The particle radii are fixed to 0.5 for now, and the restitution coefficient between particles is set to 0.99. I assume the domain is squared-shape and the periodic and wall-bounded conditions are imposed in the horizontal and the vertical directions, respectively. Also, the number of particles is clipped if the volume fraction exceeds 40%.

Method

In this project, I aim at simulating finite-sized particles following Newtonian mechanics with overlaps prohibited. To this end, I need to properly detect all inter-particle collisions, which inherently requires O(N_p^2) operations, where N_p is the number of particles. It is necessary to reduce this cost somehow to treat say millions of particles.
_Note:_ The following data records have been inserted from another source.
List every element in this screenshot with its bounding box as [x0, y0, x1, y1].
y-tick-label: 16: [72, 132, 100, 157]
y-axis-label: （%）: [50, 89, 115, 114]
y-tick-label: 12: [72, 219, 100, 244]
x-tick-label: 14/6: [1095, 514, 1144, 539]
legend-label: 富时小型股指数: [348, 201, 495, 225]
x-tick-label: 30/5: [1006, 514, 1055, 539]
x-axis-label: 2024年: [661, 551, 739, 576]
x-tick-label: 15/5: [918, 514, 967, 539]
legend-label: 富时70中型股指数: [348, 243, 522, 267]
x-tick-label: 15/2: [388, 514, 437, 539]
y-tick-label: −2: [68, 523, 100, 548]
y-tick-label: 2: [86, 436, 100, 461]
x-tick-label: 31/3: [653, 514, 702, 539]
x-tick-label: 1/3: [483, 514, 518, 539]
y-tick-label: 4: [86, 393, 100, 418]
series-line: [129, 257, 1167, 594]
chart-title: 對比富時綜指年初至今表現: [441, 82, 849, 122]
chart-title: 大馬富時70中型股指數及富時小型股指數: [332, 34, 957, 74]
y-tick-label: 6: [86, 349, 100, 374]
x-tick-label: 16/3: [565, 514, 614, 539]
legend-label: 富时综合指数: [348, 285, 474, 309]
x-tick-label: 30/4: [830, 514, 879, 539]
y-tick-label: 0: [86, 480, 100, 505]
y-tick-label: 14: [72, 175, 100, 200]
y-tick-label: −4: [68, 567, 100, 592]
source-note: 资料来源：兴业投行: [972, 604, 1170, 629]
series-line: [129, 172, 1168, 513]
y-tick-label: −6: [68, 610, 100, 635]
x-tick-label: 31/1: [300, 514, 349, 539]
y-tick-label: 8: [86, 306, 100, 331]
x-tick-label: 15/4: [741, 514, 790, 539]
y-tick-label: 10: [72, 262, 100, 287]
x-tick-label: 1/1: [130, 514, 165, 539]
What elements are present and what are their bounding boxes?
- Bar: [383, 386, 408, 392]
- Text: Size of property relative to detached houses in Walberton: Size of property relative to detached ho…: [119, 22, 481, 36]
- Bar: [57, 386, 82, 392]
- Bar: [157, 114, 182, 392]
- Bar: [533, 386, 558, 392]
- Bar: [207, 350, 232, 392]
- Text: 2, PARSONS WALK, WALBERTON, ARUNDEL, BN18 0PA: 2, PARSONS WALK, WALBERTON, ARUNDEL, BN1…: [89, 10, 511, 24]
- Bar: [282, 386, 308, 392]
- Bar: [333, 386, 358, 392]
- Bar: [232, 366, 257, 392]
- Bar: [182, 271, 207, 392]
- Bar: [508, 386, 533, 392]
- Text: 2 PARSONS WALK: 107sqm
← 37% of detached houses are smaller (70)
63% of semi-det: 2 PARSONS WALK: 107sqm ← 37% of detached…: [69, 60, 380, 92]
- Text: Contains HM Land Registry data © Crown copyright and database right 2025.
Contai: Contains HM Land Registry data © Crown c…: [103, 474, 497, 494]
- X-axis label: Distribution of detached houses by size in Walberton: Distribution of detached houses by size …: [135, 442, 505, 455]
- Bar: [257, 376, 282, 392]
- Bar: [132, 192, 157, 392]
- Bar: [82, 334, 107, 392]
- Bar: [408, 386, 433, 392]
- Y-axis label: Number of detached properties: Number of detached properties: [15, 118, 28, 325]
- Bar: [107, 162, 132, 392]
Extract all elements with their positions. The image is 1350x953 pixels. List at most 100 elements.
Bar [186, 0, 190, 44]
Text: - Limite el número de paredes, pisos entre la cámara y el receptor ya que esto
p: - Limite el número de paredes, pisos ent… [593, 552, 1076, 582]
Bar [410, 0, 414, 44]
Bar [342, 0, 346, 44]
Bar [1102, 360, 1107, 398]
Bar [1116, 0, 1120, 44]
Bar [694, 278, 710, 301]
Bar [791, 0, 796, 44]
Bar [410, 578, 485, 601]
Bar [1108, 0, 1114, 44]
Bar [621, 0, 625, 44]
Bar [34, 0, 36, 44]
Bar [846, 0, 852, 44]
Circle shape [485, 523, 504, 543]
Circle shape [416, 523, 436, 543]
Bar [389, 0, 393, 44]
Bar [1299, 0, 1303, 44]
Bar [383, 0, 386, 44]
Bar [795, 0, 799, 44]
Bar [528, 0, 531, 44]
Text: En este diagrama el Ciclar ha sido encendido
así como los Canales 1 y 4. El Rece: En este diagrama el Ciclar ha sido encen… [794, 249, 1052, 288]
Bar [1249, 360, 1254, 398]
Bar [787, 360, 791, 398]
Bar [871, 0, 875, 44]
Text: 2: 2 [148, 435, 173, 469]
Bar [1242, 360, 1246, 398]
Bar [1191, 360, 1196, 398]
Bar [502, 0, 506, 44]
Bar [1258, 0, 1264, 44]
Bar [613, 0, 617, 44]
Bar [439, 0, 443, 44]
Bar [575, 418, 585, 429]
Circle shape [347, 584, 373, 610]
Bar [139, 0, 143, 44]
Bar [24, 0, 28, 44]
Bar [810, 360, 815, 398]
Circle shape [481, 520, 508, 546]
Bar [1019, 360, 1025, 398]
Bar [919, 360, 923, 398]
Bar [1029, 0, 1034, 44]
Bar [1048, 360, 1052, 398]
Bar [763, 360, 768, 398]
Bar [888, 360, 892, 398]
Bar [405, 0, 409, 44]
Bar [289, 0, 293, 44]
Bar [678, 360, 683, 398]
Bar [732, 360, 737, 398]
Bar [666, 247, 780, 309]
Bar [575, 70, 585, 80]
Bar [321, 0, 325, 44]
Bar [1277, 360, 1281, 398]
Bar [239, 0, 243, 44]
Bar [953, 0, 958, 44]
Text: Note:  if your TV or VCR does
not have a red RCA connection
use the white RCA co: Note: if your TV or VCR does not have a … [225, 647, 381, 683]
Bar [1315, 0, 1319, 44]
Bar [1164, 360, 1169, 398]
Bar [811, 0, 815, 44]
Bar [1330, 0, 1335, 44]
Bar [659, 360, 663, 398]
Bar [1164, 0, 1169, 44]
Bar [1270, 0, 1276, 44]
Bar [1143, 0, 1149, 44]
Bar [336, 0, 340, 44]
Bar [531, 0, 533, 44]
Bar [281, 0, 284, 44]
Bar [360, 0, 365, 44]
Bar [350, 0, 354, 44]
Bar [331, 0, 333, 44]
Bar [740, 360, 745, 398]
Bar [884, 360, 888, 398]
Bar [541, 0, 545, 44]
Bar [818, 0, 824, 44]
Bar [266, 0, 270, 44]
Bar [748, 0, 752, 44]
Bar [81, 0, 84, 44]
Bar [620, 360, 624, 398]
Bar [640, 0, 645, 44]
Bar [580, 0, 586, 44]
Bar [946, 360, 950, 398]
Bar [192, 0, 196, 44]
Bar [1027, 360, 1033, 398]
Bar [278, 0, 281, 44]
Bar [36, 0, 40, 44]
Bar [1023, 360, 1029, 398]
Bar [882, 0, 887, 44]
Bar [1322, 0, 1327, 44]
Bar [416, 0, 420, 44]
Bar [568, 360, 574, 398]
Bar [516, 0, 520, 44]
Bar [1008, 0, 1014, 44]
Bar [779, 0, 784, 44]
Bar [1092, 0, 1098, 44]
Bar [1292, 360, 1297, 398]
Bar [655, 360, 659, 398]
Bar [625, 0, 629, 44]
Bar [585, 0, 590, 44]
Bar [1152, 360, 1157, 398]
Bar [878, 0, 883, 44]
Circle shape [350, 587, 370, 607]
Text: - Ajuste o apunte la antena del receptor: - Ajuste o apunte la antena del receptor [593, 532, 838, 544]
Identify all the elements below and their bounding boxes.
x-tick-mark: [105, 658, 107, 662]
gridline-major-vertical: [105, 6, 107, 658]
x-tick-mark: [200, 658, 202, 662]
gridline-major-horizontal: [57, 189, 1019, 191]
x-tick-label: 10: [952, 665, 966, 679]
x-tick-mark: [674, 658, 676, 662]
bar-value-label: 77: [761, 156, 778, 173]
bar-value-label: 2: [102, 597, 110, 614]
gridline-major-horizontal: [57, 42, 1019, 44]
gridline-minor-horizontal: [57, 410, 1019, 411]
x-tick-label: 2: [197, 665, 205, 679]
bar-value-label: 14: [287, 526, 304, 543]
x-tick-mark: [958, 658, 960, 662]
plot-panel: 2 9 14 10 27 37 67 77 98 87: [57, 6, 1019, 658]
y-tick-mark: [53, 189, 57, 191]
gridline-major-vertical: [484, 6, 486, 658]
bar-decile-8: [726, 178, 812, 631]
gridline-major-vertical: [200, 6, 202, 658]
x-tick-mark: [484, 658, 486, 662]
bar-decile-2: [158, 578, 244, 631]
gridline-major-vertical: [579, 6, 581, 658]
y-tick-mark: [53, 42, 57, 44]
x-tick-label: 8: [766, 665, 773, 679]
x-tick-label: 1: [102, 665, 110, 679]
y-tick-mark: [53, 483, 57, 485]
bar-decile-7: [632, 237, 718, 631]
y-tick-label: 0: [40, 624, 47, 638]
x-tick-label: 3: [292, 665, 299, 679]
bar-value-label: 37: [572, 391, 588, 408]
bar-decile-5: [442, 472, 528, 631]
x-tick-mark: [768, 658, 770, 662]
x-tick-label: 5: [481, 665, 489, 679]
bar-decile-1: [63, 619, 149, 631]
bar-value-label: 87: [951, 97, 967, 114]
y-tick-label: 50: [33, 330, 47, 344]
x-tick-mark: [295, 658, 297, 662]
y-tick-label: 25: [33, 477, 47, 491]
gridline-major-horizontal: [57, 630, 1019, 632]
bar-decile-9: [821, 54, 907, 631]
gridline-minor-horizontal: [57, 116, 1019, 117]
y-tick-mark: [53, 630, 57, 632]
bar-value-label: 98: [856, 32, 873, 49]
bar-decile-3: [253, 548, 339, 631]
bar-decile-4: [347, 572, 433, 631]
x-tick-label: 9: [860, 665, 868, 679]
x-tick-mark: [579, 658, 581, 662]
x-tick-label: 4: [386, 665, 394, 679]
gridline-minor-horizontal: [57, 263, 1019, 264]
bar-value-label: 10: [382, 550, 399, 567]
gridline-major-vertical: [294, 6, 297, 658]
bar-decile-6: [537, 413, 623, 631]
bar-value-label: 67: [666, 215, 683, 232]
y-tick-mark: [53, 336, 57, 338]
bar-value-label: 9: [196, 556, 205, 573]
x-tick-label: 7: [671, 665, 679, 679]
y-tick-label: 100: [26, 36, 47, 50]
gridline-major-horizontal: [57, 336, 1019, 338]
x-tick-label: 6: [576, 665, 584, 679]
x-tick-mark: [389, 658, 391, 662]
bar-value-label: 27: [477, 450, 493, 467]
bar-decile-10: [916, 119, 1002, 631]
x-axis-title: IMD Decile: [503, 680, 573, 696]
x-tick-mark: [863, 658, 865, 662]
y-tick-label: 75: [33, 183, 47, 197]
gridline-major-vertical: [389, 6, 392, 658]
  1. Event-driven approach

    One possible way to handle inter-particle interactions is to introduce repulsive forces between particles, such that they repel to each other when too close. Each particle motion is given by ordinary-differential equations, which can be solved by an appropriate time marcher (e.g. Runge-Kutta method). The repellent force is, however, arbitrarily chosen and to be nicely designed. To avoid these problems, I adopt the so-called event-driven approach with the cost of O(N_p) for the collision detection. Moreover, this is an ODE-free method, which is advantageous to eliminate the numerical errors of the time-marching schemes.

  2. Cell method

    It is desired only to consider particles near-by, which is achieved by the so-called cell method splitting the whole domain into many cells. This leads to the cost of O(N_p^2 / N_c) where N_c is the number of cells. Since N_c can be changed arbitrarily, the cost to detect collisions results in O(1). Instead, cell-particle events (particles passing through the cell boundaries) are to be considered. However, the cost to update events for each step remains O(1).

  3. Scheduler

    Although the events are separately queued for each cell, it is necessary to fetch the latest event among all cells, which requests O(N_c) operations if implemented naively (iterate over all cells, find the latest one). To reduce the cost, a minimum binary heap with the cost of O(log N_c) to be balanced is adopted.

  4. Local time

    Updating particle positions and velocities requests O(N_p) operations, and doing this process for each step is verbose. This is mitigated by introducing particle-based local time, so that particles are only updated when they are involved.

Acknowledgement

I would like to thank Prof. Stefan Luding for a stimulating lecture in a JMBC course Particle-based modeling techniques.